Aussi incroyable que ça paraisse, le village était resté quatre ans sans un seul décès.
Les mites avaient commencé à s’attaquer au tympan de l’église, en haut du tissu, malgré la naphtaline.
Elle en était si fière, de son église !
Un camaïeu de treize beige rosé assemblés en loc-cabin, si proche des veinures mouvantes du granit des murs, si parfaitement nuancé. Le toit en coquillages, tuile par tuile. Les initiés sauront apprécier… Quant au tympan… Le tympan… Huit essais, à la loupe, avant de trouver le bon agencement, le dosage adéquat d’appliqué et de broderie…
Toutes ces heures de couture près de la fenêtre.
Et pour quoi ? Pour nourrir des mites !
Pas question !

Il avait bien fallu faire quelque chose…

C’est pour Mathilde qu’elle aura le plus de regrets.
Une véritable amie, Mathilde. Toujours là aux moments difficiles, avec sa douceur efficace, son bon sens, sa disponibilité.
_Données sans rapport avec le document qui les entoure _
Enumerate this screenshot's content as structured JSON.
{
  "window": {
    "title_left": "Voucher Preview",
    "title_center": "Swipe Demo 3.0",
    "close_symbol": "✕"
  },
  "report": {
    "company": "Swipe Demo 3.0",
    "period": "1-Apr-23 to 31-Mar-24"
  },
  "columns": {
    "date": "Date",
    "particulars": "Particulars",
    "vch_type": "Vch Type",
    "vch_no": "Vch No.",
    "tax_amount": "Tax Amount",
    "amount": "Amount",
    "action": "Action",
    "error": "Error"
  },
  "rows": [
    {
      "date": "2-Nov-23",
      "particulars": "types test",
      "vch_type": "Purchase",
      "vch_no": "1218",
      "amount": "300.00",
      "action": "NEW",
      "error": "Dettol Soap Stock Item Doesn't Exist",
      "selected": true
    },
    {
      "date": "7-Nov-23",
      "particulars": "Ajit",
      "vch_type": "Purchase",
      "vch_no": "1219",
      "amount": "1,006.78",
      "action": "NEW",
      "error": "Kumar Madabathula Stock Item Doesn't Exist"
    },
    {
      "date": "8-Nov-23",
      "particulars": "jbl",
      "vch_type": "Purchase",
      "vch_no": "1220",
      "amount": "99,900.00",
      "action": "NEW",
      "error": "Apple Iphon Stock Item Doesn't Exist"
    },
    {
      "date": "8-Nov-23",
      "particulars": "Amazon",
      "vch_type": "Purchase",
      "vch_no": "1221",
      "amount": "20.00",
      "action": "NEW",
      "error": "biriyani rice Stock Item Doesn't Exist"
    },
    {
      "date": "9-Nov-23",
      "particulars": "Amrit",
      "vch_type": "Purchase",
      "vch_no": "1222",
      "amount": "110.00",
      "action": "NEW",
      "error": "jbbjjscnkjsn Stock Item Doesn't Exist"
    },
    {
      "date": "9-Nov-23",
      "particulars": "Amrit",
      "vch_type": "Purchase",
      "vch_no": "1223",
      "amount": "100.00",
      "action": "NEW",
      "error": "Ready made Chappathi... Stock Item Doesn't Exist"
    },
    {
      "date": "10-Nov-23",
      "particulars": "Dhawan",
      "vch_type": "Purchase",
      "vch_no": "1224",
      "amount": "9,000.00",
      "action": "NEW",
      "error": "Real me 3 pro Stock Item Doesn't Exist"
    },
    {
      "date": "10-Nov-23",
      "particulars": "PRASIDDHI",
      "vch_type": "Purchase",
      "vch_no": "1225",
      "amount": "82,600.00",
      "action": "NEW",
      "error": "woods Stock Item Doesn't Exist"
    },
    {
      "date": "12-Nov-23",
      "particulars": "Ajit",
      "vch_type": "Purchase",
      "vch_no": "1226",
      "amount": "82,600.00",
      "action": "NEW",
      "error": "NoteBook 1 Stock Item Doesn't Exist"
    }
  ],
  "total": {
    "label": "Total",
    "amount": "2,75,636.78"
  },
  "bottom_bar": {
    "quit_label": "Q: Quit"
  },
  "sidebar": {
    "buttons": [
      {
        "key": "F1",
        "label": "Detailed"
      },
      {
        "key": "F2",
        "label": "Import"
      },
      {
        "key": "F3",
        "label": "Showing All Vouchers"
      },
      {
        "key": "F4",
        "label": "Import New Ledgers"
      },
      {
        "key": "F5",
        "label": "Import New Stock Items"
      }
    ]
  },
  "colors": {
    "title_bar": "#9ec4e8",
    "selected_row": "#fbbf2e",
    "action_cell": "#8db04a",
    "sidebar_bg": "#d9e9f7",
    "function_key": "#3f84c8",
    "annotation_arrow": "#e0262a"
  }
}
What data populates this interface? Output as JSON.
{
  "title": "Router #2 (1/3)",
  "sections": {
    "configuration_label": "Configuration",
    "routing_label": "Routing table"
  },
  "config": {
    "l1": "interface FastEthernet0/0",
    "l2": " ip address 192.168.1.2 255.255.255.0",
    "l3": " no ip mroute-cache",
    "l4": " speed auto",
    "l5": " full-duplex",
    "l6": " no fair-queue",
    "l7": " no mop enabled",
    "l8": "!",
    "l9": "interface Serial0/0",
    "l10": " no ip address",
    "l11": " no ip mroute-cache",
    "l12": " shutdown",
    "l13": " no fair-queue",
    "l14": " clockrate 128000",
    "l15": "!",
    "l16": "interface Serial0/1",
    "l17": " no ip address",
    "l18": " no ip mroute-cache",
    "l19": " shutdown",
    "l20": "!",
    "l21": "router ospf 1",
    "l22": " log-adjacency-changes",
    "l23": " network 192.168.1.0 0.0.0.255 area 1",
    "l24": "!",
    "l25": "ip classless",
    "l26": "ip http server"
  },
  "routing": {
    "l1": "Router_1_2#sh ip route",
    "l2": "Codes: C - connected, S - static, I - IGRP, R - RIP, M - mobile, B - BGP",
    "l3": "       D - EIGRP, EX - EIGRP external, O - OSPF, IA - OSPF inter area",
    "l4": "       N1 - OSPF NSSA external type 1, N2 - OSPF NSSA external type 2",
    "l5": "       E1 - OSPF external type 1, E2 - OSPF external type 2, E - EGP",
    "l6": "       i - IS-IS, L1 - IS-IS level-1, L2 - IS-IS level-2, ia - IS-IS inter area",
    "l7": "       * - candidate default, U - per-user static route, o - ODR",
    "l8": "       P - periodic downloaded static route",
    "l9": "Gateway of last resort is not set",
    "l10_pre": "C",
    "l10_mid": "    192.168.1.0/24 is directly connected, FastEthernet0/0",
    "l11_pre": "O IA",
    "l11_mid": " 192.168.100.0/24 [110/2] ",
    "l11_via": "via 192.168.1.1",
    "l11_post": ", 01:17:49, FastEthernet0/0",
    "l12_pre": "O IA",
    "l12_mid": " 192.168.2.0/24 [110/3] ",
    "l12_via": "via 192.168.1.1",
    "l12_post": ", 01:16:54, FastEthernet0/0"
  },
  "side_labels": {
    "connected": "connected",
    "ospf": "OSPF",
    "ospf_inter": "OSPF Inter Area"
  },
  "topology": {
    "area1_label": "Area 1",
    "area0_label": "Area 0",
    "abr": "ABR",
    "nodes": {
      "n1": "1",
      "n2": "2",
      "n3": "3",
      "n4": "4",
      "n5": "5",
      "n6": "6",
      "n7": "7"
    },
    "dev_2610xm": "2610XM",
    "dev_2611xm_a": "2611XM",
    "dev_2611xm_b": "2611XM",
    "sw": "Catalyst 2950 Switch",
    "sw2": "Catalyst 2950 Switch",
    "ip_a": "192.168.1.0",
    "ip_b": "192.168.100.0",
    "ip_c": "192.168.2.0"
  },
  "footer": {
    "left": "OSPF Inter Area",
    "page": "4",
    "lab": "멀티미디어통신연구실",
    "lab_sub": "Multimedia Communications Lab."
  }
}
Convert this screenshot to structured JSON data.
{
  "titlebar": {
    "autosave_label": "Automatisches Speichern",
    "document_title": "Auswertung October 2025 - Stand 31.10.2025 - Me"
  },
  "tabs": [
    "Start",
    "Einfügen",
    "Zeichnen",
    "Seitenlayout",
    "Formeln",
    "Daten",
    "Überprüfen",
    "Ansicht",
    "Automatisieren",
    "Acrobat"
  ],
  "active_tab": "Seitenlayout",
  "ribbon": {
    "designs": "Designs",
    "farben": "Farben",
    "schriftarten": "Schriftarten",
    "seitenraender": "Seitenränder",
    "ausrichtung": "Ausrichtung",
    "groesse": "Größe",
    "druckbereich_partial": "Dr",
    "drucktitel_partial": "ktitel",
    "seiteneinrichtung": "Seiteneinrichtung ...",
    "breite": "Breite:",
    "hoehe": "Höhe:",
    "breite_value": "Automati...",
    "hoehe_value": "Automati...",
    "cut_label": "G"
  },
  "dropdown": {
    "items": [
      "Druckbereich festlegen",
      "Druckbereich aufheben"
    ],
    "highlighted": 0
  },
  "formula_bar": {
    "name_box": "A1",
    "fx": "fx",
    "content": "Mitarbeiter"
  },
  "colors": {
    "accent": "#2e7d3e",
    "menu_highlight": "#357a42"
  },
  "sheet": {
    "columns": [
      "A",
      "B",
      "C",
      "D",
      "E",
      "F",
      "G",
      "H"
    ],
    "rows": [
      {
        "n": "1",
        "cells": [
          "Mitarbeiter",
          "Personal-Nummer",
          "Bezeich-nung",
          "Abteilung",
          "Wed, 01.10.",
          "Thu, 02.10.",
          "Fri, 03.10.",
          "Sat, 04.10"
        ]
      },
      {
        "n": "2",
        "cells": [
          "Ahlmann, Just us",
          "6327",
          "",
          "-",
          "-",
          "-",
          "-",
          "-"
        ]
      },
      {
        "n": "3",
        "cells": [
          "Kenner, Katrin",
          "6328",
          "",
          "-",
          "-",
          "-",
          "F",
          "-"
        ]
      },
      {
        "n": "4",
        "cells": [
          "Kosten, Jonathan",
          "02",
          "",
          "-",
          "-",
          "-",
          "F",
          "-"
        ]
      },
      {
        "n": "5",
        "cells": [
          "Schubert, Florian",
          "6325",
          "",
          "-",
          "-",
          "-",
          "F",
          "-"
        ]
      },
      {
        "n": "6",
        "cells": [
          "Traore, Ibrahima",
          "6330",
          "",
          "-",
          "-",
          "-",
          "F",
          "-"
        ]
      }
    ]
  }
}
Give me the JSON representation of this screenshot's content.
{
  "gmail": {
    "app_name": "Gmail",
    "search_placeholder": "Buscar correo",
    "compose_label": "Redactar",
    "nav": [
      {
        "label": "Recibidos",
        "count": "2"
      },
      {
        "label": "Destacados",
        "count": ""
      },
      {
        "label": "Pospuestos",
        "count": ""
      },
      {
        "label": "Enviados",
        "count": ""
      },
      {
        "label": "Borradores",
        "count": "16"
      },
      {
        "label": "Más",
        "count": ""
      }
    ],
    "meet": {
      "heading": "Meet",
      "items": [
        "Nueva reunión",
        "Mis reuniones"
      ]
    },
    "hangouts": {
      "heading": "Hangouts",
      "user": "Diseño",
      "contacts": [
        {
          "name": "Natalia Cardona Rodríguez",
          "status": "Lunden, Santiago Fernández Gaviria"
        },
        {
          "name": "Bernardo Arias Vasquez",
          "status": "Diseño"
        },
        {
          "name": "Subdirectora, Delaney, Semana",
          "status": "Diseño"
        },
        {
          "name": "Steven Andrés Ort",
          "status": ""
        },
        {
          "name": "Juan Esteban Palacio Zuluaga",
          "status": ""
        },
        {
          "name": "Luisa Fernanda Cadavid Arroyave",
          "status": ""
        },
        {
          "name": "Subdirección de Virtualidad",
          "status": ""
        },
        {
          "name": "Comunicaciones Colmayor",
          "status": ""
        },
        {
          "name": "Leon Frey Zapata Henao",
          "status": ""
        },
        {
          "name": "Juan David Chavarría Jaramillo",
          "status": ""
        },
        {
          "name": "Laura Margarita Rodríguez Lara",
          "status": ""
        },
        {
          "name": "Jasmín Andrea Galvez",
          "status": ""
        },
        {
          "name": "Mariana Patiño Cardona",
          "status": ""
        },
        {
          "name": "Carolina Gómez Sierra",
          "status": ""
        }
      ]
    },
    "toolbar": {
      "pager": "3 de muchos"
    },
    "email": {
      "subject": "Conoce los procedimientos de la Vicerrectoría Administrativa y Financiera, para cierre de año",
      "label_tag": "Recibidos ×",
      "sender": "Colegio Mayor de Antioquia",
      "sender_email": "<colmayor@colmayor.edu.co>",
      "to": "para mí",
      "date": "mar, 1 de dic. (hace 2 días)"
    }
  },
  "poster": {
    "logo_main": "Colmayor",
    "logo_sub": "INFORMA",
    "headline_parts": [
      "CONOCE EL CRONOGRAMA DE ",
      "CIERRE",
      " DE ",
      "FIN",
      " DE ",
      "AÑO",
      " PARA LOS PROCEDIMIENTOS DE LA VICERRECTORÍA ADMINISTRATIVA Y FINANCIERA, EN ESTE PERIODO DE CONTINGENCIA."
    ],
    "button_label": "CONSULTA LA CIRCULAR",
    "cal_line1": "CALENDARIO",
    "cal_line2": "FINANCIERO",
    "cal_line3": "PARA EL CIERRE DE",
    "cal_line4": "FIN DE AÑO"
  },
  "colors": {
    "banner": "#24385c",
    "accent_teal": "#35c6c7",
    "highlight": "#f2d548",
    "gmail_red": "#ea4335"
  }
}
Pour les coups de rigolade, aussi, et jamais rivales, avec ça. Son Augustin, elle ne l’avait pas même regardé. Pas comme certaines, qui n’auraient pas dit non, s’il avait dit oui…

C’est elle qu’elle invitera en dernier, pour le thé. Après Antoine et puis Hortense. Il ne faudrait plus trop tarder d’ailleurs. Ils mettent tous tant de temps pour mourir depuis quelques mois.
Parce que … y a pas que les gens qui vieillissent mal, la mort-aux-rats aussi, apparemment.